- New rules will lock in investments for a period of a year
- Iceland preparing for foreign currency auction on June 16
Iceland erected new defenses to block fast money from chasing western Europe’s highest interest rates as the nation prepares to dismantle the last remnants of capital controls that have existed since 2008.
Over the weekend, the small north Atlantic island set requirements for new offshore investors forcing them to keep 40 percent in reserve accounts in Iceland for at least one year, according to rules issued by the central bank. The measure mainly targets bonds and deposits. The law passed by parliament allows for a reserve ratio as high as 75 percent and a five-year holding period.
"Investors who were considering financial transactions in and out of the country -- aimed at these kinds of financial instruments -- and were planning on stopping over for a short period of time with large sums of money, will be impacted by the rules,” said Finance Minister Bjarni Benediktsson in an interview in Reykjavik on Sunday.
The economy is now growing at a healthy clip more than 7 1/2 years after its economic and financial collapse, with money once again flowing in. A capital influx driven by carry trades -- in which investors borrow cash at low interest rates and invest in assets with high rates --contributed to the overheating that played a major part in Iceland’s financial collapse in 2008.
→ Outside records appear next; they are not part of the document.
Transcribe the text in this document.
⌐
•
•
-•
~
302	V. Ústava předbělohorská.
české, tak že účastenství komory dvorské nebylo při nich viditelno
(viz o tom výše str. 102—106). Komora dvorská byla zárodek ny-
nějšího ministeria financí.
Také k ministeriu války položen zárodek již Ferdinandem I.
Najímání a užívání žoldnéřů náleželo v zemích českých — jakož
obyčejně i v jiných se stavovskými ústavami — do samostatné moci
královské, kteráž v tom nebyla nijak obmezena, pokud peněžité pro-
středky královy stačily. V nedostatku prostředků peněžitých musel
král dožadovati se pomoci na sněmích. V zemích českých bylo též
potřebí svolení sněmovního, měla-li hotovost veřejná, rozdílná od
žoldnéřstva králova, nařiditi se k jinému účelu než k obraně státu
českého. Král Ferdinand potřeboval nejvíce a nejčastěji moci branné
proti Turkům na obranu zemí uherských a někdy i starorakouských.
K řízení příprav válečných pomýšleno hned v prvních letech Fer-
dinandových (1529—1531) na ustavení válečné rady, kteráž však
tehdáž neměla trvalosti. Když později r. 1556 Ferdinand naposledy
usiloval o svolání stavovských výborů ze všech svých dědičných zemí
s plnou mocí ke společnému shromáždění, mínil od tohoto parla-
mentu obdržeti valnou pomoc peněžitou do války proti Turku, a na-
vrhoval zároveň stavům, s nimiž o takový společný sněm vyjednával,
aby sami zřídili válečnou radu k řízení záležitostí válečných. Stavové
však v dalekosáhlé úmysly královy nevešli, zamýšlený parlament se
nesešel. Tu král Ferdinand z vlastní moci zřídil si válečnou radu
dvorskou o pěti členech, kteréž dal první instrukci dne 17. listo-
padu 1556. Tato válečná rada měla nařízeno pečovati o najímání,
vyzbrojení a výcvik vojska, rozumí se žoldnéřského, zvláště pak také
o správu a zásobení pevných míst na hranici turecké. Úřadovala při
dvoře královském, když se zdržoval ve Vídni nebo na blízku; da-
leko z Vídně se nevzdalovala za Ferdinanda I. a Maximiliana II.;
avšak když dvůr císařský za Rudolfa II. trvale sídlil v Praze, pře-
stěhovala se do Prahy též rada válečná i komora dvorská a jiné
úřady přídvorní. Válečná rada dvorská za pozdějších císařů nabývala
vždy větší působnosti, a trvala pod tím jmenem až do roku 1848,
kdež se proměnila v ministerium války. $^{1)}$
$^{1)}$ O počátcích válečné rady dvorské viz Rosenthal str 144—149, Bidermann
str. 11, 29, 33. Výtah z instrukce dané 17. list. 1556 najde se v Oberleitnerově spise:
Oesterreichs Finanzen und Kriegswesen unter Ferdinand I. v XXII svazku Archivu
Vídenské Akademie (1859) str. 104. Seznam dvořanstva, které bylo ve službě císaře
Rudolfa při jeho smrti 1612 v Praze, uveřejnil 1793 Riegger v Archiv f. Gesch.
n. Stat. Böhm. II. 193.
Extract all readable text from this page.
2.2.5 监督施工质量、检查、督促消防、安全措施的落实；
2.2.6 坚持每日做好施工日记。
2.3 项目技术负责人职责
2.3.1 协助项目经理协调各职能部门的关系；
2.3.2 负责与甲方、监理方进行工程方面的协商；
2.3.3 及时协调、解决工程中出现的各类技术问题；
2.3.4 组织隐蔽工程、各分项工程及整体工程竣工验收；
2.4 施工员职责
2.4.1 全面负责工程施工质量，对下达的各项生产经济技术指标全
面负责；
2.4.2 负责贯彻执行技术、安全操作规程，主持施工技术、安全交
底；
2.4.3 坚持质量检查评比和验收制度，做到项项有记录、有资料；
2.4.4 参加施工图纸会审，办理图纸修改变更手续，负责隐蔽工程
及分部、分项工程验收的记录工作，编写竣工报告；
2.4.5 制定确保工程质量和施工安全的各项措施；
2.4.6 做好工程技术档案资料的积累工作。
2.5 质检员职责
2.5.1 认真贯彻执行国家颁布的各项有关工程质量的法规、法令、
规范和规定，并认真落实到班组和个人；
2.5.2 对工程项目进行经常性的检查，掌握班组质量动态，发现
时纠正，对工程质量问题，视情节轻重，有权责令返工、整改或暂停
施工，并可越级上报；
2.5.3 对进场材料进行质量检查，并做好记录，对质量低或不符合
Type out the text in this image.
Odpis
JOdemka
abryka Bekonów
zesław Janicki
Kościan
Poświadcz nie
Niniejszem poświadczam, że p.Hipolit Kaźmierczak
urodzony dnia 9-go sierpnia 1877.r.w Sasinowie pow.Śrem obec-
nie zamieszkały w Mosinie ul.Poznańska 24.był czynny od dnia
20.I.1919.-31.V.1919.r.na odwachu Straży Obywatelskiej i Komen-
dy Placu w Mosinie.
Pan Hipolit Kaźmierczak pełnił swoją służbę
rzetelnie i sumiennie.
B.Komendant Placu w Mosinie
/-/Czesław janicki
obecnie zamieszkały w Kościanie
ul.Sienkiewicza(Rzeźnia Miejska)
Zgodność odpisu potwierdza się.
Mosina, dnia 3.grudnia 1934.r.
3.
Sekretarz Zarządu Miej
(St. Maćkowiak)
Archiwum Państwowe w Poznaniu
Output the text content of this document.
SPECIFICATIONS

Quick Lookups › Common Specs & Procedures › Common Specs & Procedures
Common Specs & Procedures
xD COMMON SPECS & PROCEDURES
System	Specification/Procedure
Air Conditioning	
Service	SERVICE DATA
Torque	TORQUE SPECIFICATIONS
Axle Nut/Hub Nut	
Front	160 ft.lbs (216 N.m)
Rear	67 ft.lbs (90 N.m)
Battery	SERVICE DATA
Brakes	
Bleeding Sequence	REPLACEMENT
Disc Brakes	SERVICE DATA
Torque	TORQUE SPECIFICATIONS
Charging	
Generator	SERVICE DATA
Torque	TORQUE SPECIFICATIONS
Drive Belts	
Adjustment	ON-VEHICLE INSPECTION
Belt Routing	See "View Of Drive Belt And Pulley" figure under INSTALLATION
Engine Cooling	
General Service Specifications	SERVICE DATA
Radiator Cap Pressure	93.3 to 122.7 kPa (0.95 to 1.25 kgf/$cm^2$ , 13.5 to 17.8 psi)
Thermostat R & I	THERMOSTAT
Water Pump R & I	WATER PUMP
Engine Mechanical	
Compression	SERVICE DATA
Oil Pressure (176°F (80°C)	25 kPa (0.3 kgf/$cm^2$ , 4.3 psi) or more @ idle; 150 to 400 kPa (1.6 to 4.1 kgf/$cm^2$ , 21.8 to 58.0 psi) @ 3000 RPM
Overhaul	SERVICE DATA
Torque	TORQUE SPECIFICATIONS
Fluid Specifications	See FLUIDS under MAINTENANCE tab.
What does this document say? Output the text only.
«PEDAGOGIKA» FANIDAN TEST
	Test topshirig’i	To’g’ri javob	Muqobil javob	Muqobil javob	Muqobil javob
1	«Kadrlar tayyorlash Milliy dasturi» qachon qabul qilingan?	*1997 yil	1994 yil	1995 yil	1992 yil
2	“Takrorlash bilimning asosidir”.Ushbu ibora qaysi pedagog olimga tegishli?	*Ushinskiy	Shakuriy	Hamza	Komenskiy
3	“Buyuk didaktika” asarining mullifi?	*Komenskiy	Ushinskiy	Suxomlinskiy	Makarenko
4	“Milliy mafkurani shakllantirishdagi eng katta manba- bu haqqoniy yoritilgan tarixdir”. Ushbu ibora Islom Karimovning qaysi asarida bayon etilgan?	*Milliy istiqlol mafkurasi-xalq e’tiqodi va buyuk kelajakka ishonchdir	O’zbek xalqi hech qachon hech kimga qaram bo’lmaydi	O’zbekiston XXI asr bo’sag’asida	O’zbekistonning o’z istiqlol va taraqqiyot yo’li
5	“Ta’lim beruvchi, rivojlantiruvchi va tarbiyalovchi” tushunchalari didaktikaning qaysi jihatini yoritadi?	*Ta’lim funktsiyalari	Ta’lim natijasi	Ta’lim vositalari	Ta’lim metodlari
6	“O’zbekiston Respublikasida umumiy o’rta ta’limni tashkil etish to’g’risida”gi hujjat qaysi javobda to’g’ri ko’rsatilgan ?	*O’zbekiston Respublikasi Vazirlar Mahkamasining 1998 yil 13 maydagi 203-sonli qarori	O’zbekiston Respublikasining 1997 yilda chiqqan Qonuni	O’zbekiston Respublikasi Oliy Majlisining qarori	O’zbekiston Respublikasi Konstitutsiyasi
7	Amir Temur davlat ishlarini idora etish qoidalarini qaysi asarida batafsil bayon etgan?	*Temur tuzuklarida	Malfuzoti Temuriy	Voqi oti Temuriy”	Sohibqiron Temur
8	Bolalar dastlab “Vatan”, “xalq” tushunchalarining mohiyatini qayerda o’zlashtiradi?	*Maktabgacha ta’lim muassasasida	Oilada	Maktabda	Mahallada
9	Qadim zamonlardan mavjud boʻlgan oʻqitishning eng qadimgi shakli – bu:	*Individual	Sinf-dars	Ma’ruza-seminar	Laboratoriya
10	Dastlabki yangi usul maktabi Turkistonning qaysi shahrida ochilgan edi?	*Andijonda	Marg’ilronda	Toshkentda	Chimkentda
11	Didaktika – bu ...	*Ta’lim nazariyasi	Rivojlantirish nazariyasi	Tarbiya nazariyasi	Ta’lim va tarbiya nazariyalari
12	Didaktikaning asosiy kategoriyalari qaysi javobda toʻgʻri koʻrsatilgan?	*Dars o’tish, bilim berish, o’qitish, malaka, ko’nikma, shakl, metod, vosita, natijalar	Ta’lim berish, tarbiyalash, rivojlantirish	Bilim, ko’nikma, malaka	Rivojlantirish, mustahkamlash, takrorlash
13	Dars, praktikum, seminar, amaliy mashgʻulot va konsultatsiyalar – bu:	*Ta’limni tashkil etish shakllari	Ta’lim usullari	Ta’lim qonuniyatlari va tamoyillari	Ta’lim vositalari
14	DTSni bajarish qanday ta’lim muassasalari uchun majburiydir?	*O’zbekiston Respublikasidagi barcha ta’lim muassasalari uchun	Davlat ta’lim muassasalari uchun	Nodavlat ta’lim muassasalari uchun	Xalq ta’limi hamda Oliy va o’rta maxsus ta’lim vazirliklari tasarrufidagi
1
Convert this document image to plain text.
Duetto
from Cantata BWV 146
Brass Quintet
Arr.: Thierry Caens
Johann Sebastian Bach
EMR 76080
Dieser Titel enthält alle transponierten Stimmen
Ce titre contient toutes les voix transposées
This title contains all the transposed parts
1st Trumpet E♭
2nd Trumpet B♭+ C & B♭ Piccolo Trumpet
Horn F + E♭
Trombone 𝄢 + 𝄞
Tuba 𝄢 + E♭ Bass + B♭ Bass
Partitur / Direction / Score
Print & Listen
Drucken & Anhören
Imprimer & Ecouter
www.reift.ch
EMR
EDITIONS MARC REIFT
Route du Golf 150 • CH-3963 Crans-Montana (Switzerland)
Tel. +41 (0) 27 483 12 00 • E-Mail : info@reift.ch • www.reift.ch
This year, the krona has strengthened 1.1 percent against the euro, despite central bank sales of the currency to build up foreign reserves before capital controls are removed. The krona gained 0.2 percent to 139.85 per euro as of 2:48 p.m. local time.
The new rules will form part of Iceland’s toolbox designed to ensure financial stability through the final stage of its exit from capital controls, Benediktsson said. “There are limitations to how much tools of this kind can assist us in achieving that, but we do expect that this will have an impact," he said.
Iceland’s central bank last week kept its main interest rate at 5.75 percent. It raised rates three times last year to cool inflation at a time when other central banks have driven policy below zero and added stimulus through bond purchases.
While the government is trying to make it harder for offshore money to get in, it’s also preparing to let other investors out. The central bank will on June 16 conduct an auction to allow creditors holding about $2.4 billion in krona debt sold before the 2008 crisis to exit. The central bank is offering to buy back so-called Glacier bonds at a discount of 36-50 percent compared with the current onshore krona exchange rate.
Iceland has already settled with creditors affected by the $85 billion default of its three biggest banks. The government has said it will unwind restrictions for consumers and corporations before the end of the year.